אִיצְטְרִיךְ, סָלְקָא דַּעְתָּךְ אָמֵינָא: הוֹאִיל וְלֵיכָּא מִידֵּי דְּאָתֵי מֵחַי וְשַׁרְיֵיהּ רַחֲמָנָא, וְהַאי חָלָב כִּי אֵבֶר מִן הַחַי הוּא, וּשְׁרֵי, וְהִילְכָּךְ אֲפִילּוּ בִּבְהֵמָה טְמֵאָה לִישְׁתְּרֵי, קָא מַשְׁמַע לַן.
§ La Guemara demande: Et d'où dérivons-nous que le lait d'un animal casher est en fait autorisé? Si nous disons que cela vient du fait que le Miséricordieux interdit de manger de la viande cuite dans du lait, ce qui indique que le lait en lui-même est permis, on peut rejeter cette preuve et dire que le lait seul est interdit seulement pour la consommation mais permis pour en tirer un bénéfice. En revanche, la viande cuite dans du lait est également interdite pour en tirer un bénéfice.
וְחָלָב דִּבְהֵמָה טְהוֹרָה מְנָלַן דִּשְׁרֵי? אִילֵימָא מִדַּאֲסַר רַחֲמָנָא ״בָּשָׂר בְּחָלָב״, הָא לְחוּדֵיהּ שְׁרֵי, וְאֵימָא: חָלָב לְחוּדֵיהּ אָסוּר בַּאֲכִילָה וּמוּתָּר בַּהֲנָאָה, בָּשָׂר בְּחָלָב — בַּהֲנָאָה נָמֵי אָסוּר!
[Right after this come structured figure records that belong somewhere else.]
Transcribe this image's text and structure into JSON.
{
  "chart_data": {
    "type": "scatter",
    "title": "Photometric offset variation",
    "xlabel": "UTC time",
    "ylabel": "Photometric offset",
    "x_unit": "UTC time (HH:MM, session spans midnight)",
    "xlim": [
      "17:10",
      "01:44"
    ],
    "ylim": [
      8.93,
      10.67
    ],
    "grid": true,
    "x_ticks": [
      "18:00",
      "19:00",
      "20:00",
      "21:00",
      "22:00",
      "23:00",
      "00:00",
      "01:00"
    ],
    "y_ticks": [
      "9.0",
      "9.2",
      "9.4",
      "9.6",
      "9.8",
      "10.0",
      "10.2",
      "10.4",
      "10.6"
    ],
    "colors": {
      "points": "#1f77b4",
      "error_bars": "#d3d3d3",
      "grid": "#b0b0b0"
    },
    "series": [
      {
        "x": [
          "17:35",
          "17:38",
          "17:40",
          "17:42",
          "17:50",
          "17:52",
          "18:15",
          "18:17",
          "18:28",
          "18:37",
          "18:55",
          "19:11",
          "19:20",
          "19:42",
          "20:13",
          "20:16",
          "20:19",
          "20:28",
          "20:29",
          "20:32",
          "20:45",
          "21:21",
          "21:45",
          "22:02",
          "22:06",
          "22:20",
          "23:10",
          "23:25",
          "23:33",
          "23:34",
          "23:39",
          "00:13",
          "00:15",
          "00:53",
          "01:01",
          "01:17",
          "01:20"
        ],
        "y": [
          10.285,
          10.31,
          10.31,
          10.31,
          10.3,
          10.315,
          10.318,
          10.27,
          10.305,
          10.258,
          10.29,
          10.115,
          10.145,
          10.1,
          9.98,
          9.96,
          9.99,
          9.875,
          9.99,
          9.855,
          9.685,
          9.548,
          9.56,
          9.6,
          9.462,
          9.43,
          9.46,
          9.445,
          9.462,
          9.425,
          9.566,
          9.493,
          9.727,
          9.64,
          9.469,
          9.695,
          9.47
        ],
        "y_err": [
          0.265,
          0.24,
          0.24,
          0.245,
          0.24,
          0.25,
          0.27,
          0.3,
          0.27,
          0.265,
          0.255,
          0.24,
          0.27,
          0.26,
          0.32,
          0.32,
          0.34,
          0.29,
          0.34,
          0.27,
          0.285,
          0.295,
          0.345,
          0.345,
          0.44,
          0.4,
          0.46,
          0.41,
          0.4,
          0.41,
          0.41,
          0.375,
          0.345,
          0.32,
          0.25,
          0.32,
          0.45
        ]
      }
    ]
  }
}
Et selon Rabbi Shimon, qui considère que la viande cuite dans du lait est autorisée en ce qui concerne l'avantage d'en tirer un bénéfice, vous trouvez une raison pour que la Torah mentionne l'interdiction de la viande et du lait ensemble, même si le lait seul est également interdit, et cela afin de rendre quelqu'un susceptible de recevoir des coups de fouet pour les faire cuire ensemble, ce qui ne s'appliquerait pas à la cuisson du lait seul.
וּלְרַבִּי שִׁמְעוֹן, דְּשָׁרֵי בַּהֲנָאָה, מַשְׁכַּחַתְּ לַהּ לְמִילְקֵי עַל בִּישּׁוּלֵיהּ!